Même si les récepteurs sont tous construits sur le même squelette appelé « séquences d’immunoglobulines », ils peuvent muter ou être échangés pour former une série de récepteurs pour combattre les agents pathogènes avant même leur arrivée dans l’organisme.

Pour le moment, les scientifiques ont déclaré qu’ils n’arrivaient pas encore à expliquer comment la mémoire des lymphocytes B correspondant à différents agents pathogènes était répartie dans les tissus humains. Ils ignorent également comment ces cellules peuvent changer au cours de la vie d’une personne.

Les résultats de l’étude

Au cours de l’étude, les chercheurs de l’Université de Stanford ont analysé plusieurs échantillons de sang dont 114 issus d’adultes en bonne santé, 93 provenant de 51 enfants âgés de un à trois ans, et 12 échantillons de sang de cordons ombilicaux. Ils ont également analysé des échantillons de sang, de ganglions lymphatiques et de rate de huit donneurs d’organes.

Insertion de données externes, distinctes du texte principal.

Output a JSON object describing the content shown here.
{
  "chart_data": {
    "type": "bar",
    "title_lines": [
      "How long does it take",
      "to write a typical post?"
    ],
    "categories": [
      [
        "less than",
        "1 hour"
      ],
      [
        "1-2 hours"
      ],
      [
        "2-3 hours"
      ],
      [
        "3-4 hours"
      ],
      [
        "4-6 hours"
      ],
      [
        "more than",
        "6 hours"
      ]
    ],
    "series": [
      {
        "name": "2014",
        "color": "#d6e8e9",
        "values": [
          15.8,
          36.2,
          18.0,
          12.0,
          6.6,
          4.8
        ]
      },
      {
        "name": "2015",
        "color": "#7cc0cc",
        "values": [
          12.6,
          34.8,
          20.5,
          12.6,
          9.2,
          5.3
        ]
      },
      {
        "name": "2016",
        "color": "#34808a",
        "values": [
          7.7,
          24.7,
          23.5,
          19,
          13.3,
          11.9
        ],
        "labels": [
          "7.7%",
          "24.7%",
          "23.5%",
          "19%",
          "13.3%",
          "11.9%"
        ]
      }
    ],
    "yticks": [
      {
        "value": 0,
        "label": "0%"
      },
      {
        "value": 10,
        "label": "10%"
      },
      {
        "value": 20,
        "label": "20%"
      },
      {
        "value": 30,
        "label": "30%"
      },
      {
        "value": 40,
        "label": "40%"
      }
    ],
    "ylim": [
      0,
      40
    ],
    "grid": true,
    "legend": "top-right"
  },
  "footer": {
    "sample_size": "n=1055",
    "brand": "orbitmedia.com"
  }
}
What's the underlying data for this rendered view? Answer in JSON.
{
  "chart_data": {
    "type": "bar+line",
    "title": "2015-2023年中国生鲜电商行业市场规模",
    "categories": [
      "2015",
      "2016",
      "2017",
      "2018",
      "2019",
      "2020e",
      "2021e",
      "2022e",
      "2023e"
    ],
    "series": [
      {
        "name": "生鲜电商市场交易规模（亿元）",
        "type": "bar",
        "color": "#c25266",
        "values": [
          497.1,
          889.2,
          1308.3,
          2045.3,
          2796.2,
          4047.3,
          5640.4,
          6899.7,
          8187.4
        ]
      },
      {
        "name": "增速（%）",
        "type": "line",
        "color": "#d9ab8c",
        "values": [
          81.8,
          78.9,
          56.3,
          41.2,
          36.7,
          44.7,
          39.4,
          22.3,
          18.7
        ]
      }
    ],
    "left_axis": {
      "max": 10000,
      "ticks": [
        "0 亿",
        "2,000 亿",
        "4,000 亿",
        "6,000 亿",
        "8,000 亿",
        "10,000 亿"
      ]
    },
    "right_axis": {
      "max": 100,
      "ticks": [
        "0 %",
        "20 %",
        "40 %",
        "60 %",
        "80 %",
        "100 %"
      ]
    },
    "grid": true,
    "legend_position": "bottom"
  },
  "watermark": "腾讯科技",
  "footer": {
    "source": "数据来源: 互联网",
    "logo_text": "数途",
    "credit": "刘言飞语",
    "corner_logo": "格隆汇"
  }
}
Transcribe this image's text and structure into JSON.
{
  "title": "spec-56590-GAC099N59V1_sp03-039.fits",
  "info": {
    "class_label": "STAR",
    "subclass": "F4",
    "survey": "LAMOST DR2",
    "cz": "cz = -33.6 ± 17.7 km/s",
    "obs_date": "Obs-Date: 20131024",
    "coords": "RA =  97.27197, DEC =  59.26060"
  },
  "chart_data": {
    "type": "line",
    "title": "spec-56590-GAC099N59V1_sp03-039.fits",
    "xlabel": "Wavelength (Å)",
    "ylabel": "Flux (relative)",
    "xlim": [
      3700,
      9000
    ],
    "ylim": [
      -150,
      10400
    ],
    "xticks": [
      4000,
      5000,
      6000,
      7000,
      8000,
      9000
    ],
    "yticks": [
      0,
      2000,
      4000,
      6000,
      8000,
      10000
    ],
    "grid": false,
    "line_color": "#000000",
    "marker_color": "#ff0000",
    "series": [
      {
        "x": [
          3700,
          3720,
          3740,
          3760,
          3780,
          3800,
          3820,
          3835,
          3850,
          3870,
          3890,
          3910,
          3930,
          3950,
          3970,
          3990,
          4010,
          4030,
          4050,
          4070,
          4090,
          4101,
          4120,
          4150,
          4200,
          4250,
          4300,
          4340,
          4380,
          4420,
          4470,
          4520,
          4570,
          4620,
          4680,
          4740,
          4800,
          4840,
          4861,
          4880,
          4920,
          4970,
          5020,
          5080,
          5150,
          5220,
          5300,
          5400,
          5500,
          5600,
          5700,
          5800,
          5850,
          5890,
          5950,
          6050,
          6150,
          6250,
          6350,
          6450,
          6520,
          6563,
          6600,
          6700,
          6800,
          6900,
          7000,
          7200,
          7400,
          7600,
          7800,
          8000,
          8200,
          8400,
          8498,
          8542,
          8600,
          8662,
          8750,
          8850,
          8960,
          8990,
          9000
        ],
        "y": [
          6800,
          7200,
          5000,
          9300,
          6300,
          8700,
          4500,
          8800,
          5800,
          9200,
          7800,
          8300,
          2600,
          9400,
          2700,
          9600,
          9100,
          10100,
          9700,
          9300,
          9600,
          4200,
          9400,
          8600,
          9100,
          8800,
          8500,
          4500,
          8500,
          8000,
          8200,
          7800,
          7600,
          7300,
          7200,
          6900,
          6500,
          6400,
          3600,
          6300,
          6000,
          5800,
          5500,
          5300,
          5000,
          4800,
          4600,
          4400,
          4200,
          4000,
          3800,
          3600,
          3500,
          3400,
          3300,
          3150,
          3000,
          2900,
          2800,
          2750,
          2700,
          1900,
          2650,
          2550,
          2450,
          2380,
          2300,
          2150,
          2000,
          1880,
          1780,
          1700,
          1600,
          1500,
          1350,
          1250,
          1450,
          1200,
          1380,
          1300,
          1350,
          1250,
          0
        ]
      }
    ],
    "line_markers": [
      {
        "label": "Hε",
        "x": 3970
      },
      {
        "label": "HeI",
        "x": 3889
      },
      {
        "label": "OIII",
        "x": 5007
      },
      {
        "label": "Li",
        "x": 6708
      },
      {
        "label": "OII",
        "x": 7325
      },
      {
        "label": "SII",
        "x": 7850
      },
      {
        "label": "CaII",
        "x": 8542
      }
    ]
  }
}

Les scientifiques ont étudié les récepteurs des lymphocytes B et ont analysé les antigènes que ces cellules pouvaient reconnaitre.  Ils ont ainsi trouvé que chez les enfants, les lymphocytes B disposaient de plus de « clones » partagés pour les bactéries et virus qu’ils ont déjà rencontrés auparavant que chez les adultes. D’autre part, la quantité de cellules B capables de « changer » pour devenir efficaces contre le SARS-CoV-2 sans avoir été infecté serait également plus élevée chez les enfants.

« Nous émettons l’hypothèse que des expositions antérieures à des coronavirus pourraient stimuler une mémoire de réaction croisée, et que ces réponses clonales peuvent avoir leurs fréquences les plus élevées au cours de l’enfance », ont indiqué les auteurs dans leur rapport.

Ainsi, selon les explications, les réponses immunitaires apparaissant au cours de l’enfance seraient très importantes dans la vie d’une personne du fait qu’elles constituent la réserve initiale de cellules mémoire B qui va façonner les réponses futures.